The program will launch in 22 states, plus Washington and Puerto Rico, but will need more federal funds to expand, experts said Wednesday. The pilot program, started at the Baylor College of Medicine last year, helps teach doctors and social workers how to identify vulnerable seniors.

About 7.3 million older Americans — one out of five citizens over the age of 65 — have been victimized by financial abuse, according to a survey earlier this year by Investor Protection Trust, a Washington-based nonprofit that promotes financial education. Read more about the survey on the IPT’s site.

The initiative is funded by fines collected in investment-fraud cases in participating states, which contributed a total of $712,200 to start the project, said Don Blandin, chief executive of the Investor Protection Trust. Participating states include California, Illinois, Michigan and Pennsylvania.

“It is a growing national problem that’s only going to get worse,” said Robert Roush, director of the Texas Consortium Geriatric Education Center at Baylor College of Medicine, during a conference call.

During a testing period in Texas, educators trained health-care providers and social workers, as well as neuropsychologists, on how to spot red flags in their daily interactions with older patients.

If a patient has recently experienced social isolation or shown poor financial judgment, such as changing a will, health-care providers participating in the program can refer that person to geriatric professionals for further testing, and, if they suspect fraud, can alert state securities regulators.

A penchant for risk-taking

When Roush started to investigate elder investment-fraud cases two years ago, he and his team found that neurobiological changes in the brain have an influence on the elderly that makes them more willing to take risks than they previously were.

His research team found that people older than 71 who have experienced mild cognitive impairment were four times likelier to make financial errors than those without the condition.

People over 65 are projected to represent 20 percent of the total U.S. population by 2030, according to the U.S. Census Bureau.

“Geriatrics in general are so poorly funded in this country,” Roush said. “The new Congress can be quite problematic in this cost-cutting era that they’re entering.”
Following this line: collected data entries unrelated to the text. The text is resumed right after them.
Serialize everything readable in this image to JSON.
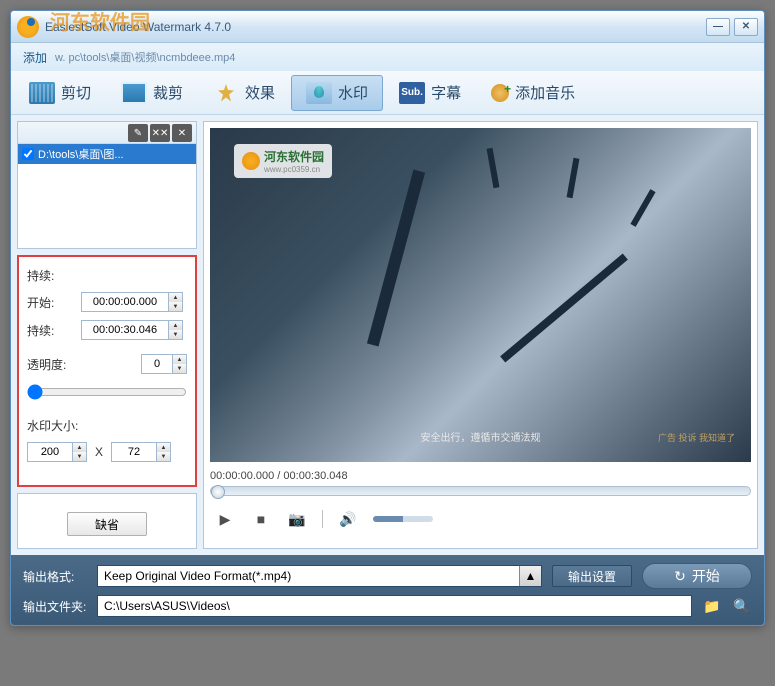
{
  "window": {
    "title": "EasiestSoft Video Watermark 4.7.0",
    "watermark_overlay": "河东软件园"
  },
  "titlebar_buttons": {
    "minimize": "—",
    "close": "✕"
  },
  "pathbar": {
    "add_label": "添加",
    "path": "w. pc\\tools\\桌面\\视频\\ncmbdeee.mp4"
  },
  "tabs": [
    {
      "label": "剪切",
      "icon": "film"
    },
    {
      "label": "裁剪",
      "icon": "crop"
    },
    {
      "label": "效果",
      "icon": "effect"
    },
    {
      "label": "水印",
      "icon": "watermark",
      "active": true
    },
    {
      "label": "字幕",
      "icon": "sub"
    },
    {
      "label": "添加音乐",
      "icon": "music"
    }
  ],
  "list": {
    "tools": [
      "✎",
      "✕✕",
      "✕"
    ],
    "item": "D:\\tools\\桌面\\图..."
  },
  "settings": {
    "duration_header": "持续:",
    "start_label": "开始:",
    "start_value": "00:00:00.000",
    "duration_label": "持续:",
    "duration_value": "00:00:30.046",
    "opacity_label": "透明度:",
    "opacity_value": "0",
    "size_label": "水印大小:",
    "width": "200",
    "x": "X",
    "height": "72"
  },
  "default_button": "缺省",
  "video": {
    "wm_text": "河东软件园",
    "wm_url": "www.pc0359.cn",
    "subtitle": "安全出行，遵循市交通法规",
    "corner": "广告 投诉 我知道了"
  },
  "timeline": {
    "current": "00:00:00.000",
    "total": "00:00:30.048"
  },
  "player": {
    "play": "▶",
    "stop": "■",
    "camera": "📷",
    "volume": "🔊"
  },
  "bottom": {
    "format_label": "输出格式:",
    "format_value": "Keep Original Video Format(*.mp4)",
    "output_settings": "输出设置",
    "start": "开始",
    "folder_label": "输出文件夹:",
    "folder_value": "C:\\Users\\ASUS\\Videos\\"
  }
}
Fewer than 7,000 geriatricians are currently serving 40 million older Americans and the number is declining, Roush said.

Tips to avoid fraud

Lori Schock, director of the Office of Investor Education and Advocacy with the U.S. Securities and Exchange Commission, offered these tips for avoiding fraud:

  • Check the license and registration of the financial agent or broker who is selling the investment, and check up on the product itself.
  • Read your credit report regularly.
  • Talk to your family members or doctors about concerns over personal finance, health or any other matters.
  • There’s no such thing as a free lunch and if it’s too good to be true, it’s probably not legitimate.
  • Visit these online resources: the Financial Industry Regulatory Authority, an independent securities regulator, at www.finra.org; and the FINRA project www.saveandinvest.org, which is aimed at older investors and military families.
  • Check out the video on how to spot the persuasion tactics used in fraud.